Many such consumers, however, struggle to self-identify as being ‘vulnerable’, whether due to shame, embarrassment or simply believing the term ‘vulnerable’ is too permanent for their individual situation.

AER Chair, Clare Savage, said, “In the past, the energy sector has been focused mainly on addressing payment difficulties, but our research has helped us to understand that this is just the tip of the iceberg when it comes to improving outcomes for consumers experiencing vulnerability.”

The bill has been informed by testing with more than 14,000 consumers, as well as input from retailers, consumer groups, and energy ombudsman schemes.

“Over time, energy bills have become more complex and detailed in the level of information and usage calculations they provide, and our consumer research reveals this can turn customers off to seeking the help they need,” Ms Savage said.

“We know, for example, that low-income households spend up to 6 per cent of their disposable income on energy, twice the amount of average income households.

“We also know that people who have experienced financial hardship are more likely to find their bills difficult to understand. 

“At the same time, our research shows that these consumers rely on their bills for information about how to access financial help or make a complaint.

“Our Better Bills Guideline and the changes we are proposing are aimed at helping consumers make choices that are right for their inpidual circumstances.”

The draft guideline was created in response to a rule change proposed by the Federal Minister for Industry, Energy and Emissions Reduction, Angus Taylor. 

When finalised, it will require retailers to provide essential information upfront, to help consumers understand their plan, compare offers and consider switching to a better deal.

“Bills play an important role in supporting switching,” Ms Savage said. 

“Through our research, we heard that people want their retailer to tell them about cheaper plans, and for it to be easier to compare their plan with other offers.”

The research also showed that simple plan summaries in bills helped consumers better understand their plan. Specifically, a higher proportion of respondents who saw the plan summary (62 per cent) correctly understood the time of peak and off-peak periods compared to those who did not. 

The guideline proposes that energy retailers provide a short plan summary in a standardised format to help consumers understand their energy plan.

“People across Australia lead busy lives and have limited time to understand their energy bills, let alone check if they are on the best plan,” Ms Savage said.

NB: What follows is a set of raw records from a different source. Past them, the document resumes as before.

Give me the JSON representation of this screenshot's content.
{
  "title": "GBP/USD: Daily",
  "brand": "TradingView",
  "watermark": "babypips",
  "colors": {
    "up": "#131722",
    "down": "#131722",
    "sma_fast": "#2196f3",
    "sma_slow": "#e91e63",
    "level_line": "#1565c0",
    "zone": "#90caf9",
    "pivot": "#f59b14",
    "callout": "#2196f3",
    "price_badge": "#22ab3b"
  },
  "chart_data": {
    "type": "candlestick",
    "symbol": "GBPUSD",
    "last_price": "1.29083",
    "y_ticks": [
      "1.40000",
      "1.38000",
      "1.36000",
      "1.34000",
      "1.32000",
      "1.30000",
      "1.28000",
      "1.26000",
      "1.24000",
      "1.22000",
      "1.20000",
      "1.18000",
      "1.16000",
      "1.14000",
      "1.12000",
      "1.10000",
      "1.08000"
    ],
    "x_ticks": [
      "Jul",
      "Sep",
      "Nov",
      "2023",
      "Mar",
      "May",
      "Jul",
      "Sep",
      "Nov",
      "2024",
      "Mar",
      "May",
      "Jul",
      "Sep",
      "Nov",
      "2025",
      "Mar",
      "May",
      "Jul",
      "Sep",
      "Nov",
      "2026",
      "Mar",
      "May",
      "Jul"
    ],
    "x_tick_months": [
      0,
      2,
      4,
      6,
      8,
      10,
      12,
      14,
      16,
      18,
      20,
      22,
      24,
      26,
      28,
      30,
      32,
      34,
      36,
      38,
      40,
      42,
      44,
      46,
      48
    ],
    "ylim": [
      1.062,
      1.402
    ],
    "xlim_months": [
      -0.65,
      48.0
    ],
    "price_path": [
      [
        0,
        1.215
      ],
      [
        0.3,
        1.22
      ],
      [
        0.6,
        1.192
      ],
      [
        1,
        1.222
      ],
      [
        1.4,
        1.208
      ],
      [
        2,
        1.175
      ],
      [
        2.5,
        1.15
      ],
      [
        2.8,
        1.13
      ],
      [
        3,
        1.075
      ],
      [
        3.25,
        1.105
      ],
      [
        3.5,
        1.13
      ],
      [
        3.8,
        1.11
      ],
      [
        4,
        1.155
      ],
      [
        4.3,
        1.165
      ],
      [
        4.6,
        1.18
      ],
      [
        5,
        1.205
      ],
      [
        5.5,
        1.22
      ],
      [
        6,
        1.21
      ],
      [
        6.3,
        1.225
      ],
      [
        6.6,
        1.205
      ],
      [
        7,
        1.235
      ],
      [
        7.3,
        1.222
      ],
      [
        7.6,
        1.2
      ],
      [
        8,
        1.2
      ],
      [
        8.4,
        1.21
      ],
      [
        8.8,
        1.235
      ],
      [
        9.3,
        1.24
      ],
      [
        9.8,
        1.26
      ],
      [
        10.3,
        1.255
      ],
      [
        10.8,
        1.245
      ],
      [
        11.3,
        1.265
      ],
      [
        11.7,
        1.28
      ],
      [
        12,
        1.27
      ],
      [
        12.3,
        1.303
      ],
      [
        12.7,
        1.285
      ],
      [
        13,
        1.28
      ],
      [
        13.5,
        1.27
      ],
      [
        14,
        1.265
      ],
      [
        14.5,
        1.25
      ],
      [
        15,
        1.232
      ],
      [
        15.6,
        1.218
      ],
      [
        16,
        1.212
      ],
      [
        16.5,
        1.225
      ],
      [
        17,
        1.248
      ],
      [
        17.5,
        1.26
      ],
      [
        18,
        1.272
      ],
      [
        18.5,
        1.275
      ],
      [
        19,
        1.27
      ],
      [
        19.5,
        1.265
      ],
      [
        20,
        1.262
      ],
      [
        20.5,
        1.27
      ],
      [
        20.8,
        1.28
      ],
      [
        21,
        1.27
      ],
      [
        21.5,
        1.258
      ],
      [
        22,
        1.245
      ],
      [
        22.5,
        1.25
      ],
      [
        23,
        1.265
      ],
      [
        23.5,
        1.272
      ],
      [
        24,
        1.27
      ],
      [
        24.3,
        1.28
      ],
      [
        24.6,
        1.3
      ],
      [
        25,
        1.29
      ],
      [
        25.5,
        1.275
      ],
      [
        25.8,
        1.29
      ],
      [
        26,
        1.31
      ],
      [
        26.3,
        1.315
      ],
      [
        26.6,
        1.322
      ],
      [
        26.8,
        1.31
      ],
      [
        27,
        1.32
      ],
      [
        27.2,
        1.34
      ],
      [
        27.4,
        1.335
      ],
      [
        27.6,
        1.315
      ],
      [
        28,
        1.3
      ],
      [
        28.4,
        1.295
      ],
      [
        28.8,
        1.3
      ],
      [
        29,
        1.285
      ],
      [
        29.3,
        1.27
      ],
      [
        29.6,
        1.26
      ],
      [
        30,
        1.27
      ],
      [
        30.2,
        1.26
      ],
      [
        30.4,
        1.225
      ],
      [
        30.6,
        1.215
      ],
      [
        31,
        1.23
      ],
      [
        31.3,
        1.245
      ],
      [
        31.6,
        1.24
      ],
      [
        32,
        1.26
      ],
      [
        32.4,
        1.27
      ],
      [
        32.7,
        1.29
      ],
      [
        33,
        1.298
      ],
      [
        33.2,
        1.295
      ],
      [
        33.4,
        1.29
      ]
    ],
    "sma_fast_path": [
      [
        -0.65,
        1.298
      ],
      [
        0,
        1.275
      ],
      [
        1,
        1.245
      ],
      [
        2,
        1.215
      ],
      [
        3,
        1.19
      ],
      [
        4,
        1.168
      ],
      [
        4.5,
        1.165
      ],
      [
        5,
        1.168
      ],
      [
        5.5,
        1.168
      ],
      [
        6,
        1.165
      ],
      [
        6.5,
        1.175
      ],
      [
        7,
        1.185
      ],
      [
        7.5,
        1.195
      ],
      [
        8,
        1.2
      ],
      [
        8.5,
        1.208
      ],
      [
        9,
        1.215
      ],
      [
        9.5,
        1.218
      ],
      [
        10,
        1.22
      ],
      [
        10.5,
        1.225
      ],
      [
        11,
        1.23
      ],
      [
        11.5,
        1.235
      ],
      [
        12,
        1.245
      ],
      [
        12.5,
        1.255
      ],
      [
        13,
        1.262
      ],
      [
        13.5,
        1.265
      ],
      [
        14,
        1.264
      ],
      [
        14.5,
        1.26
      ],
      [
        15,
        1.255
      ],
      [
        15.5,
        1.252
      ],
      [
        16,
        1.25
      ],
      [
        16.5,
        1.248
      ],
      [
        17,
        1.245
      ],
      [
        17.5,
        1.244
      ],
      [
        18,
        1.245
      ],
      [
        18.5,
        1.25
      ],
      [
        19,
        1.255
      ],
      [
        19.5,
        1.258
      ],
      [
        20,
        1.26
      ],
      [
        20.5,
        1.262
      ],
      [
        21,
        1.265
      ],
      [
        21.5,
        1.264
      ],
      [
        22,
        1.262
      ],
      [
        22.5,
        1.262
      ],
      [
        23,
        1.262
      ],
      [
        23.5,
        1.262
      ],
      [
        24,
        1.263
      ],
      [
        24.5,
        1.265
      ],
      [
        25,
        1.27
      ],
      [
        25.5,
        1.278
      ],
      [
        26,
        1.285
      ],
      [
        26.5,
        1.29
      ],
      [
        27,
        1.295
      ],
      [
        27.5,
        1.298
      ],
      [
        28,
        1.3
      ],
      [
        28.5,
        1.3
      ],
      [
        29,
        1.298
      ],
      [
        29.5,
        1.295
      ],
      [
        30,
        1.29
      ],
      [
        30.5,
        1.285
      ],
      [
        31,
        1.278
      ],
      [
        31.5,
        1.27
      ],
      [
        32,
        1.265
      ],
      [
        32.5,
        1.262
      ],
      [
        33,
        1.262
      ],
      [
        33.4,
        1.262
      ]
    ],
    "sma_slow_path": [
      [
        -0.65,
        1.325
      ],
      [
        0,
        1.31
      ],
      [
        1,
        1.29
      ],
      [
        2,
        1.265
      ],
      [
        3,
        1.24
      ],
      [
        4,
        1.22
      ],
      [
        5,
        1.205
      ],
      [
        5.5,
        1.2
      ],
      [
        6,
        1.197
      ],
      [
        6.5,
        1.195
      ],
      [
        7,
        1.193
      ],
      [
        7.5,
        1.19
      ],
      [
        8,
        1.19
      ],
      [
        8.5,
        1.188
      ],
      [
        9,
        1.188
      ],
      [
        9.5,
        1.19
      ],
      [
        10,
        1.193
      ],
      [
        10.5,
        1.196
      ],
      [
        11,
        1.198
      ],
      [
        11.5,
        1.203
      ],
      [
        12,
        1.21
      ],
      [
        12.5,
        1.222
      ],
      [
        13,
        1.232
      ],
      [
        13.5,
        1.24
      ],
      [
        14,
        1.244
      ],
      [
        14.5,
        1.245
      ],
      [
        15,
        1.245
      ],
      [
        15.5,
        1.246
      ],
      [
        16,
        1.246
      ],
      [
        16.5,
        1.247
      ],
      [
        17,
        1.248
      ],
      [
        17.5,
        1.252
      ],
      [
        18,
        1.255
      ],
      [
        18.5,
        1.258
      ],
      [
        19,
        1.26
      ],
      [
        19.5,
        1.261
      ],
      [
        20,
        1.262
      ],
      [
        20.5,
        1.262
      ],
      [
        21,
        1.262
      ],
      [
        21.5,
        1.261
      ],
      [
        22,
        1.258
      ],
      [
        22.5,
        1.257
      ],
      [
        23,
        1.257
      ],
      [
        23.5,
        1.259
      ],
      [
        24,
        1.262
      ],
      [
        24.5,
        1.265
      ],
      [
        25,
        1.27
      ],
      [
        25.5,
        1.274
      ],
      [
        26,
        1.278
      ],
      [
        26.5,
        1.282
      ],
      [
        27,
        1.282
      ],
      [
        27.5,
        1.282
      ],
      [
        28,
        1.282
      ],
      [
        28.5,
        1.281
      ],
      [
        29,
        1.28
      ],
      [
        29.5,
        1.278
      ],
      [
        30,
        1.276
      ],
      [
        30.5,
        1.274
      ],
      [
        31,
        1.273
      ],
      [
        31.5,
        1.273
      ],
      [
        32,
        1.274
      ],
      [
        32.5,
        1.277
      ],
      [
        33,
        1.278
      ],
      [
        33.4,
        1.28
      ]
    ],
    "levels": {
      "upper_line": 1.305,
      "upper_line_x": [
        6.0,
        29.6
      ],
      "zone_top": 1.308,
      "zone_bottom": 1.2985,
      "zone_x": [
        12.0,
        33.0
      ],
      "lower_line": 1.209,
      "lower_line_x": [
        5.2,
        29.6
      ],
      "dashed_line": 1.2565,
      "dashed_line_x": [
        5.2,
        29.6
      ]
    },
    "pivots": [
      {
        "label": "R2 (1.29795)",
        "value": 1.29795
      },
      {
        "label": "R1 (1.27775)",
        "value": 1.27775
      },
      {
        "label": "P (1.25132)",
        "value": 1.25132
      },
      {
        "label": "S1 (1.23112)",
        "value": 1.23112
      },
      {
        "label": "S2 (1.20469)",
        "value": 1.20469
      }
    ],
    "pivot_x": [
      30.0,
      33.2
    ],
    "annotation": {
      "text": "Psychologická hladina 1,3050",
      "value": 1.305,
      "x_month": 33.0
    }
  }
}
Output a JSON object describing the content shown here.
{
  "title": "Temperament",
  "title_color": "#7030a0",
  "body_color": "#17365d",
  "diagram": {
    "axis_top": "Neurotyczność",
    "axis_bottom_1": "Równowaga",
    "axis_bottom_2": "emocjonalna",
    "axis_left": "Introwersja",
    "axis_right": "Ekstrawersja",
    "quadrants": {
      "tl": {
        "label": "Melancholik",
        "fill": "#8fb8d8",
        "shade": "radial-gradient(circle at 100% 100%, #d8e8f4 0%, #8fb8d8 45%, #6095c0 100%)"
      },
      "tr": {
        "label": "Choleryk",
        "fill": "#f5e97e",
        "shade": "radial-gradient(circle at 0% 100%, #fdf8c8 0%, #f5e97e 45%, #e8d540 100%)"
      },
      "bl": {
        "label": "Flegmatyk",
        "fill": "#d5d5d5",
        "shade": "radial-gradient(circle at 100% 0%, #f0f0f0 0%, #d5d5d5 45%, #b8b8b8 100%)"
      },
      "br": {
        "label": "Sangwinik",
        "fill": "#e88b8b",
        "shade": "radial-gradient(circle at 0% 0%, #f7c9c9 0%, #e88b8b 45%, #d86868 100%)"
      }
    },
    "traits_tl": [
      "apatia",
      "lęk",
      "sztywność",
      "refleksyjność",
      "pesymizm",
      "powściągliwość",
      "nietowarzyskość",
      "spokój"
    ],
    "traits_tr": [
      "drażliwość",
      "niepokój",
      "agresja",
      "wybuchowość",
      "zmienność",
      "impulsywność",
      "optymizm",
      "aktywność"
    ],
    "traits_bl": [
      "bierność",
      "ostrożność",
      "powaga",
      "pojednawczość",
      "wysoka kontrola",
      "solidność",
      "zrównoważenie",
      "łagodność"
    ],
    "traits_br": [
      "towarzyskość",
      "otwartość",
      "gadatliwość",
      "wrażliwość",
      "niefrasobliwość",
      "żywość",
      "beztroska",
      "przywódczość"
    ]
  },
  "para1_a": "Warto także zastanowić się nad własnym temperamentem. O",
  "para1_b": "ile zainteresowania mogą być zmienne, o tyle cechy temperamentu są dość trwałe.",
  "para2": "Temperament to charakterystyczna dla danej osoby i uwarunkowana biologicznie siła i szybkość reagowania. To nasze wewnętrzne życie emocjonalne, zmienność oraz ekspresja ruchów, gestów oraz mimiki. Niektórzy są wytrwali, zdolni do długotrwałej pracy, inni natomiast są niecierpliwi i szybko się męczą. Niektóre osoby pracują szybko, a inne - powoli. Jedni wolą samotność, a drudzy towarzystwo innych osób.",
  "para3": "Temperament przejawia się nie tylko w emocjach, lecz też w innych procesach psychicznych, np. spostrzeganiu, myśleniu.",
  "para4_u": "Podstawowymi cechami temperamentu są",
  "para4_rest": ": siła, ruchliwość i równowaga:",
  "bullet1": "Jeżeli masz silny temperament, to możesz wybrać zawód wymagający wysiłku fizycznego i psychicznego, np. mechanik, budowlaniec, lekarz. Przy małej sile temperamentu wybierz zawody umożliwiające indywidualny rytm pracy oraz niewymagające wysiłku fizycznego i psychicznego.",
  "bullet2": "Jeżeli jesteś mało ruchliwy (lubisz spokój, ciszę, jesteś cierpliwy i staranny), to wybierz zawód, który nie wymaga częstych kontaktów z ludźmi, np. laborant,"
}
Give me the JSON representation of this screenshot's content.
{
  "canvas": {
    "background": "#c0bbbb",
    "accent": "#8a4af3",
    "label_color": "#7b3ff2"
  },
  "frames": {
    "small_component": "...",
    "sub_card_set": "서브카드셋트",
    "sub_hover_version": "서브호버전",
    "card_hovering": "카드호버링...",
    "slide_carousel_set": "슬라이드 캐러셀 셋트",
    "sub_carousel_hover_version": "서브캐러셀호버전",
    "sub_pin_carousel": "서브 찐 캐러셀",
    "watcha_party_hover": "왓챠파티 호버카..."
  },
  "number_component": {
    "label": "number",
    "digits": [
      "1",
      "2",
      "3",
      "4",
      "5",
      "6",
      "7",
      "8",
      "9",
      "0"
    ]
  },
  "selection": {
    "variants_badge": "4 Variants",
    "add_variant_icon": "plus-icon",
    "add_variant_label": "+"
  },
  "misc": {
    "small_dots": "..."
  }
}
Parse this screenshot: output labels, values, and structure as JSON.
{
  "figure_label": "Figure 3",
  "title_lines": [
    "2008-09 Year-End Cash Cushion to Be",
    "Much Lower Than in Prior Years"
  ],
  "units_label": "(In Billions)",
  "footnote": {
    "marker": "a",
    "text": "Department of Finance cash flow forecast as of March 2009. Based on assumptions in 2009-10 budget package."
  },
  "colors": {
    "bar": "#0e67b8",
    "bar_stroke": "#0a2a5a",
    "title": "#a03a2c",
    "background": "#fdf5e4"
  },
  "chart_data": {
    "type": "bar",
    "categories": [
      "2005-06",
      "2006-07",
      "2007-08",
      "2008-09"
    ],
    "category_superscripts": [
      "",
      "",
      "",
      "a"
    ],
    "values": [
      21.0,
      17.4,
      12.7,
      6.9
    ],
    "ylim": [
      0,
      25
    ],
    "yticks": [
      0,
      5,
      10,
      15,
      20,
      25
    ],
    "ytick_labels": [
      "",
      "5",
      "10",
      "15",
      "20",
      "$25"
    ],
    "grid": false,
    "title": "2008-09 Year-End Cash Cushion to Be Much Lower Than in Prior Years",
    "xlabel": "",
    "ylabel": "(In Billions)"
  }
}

“We want to do whatever we can to make life easier for all consumers, while assisting them to save money where possible.”

The Better Bills Guideline proposes a tiered approach to billing information, to ensure consumers can easily access essential information.

The guideline sets out what is classified as Tier 1 information, which must be on the front page of a bill or the most prominent billing information seen online or on an app. 

The AER is proposing that this will include essential items such as name, address, payment amount, retailer contact details, a ‘better offer’ message, and a reference to the AER’s bill comparison service, Energy Made Easy.

Tier 2 information must be included next, including a standardised plan summary to help customers easily understand the key features of their plan, information about how their bill was calculated, comparing their previous usage, and where to get help.

The draft guideline also outlines five design principles that retailers would be expected to follow, and applies to all billing information:

  • Use simple language
  • Make the bill easy to understand
  • Make the most important information most prominent
  • Order the bill to make it easy to understand
  • Design with practices proven to enhance customer comprehension

Consultation is open until 31 January 2022, with the guideline to be finalised by 1 April 2022, for retailers to begin implementation starting 4 August 2022 to 31 March 2023.

The Better Bills Guideline is a key action in the AER’s draft Consumer Vulnerability Strategy, which has been released for consultation.

Stakeholder feedback will be collated for inclusion in the AER’s three-year Consumer Vulnerability Strategy, expected to be published mid-2022.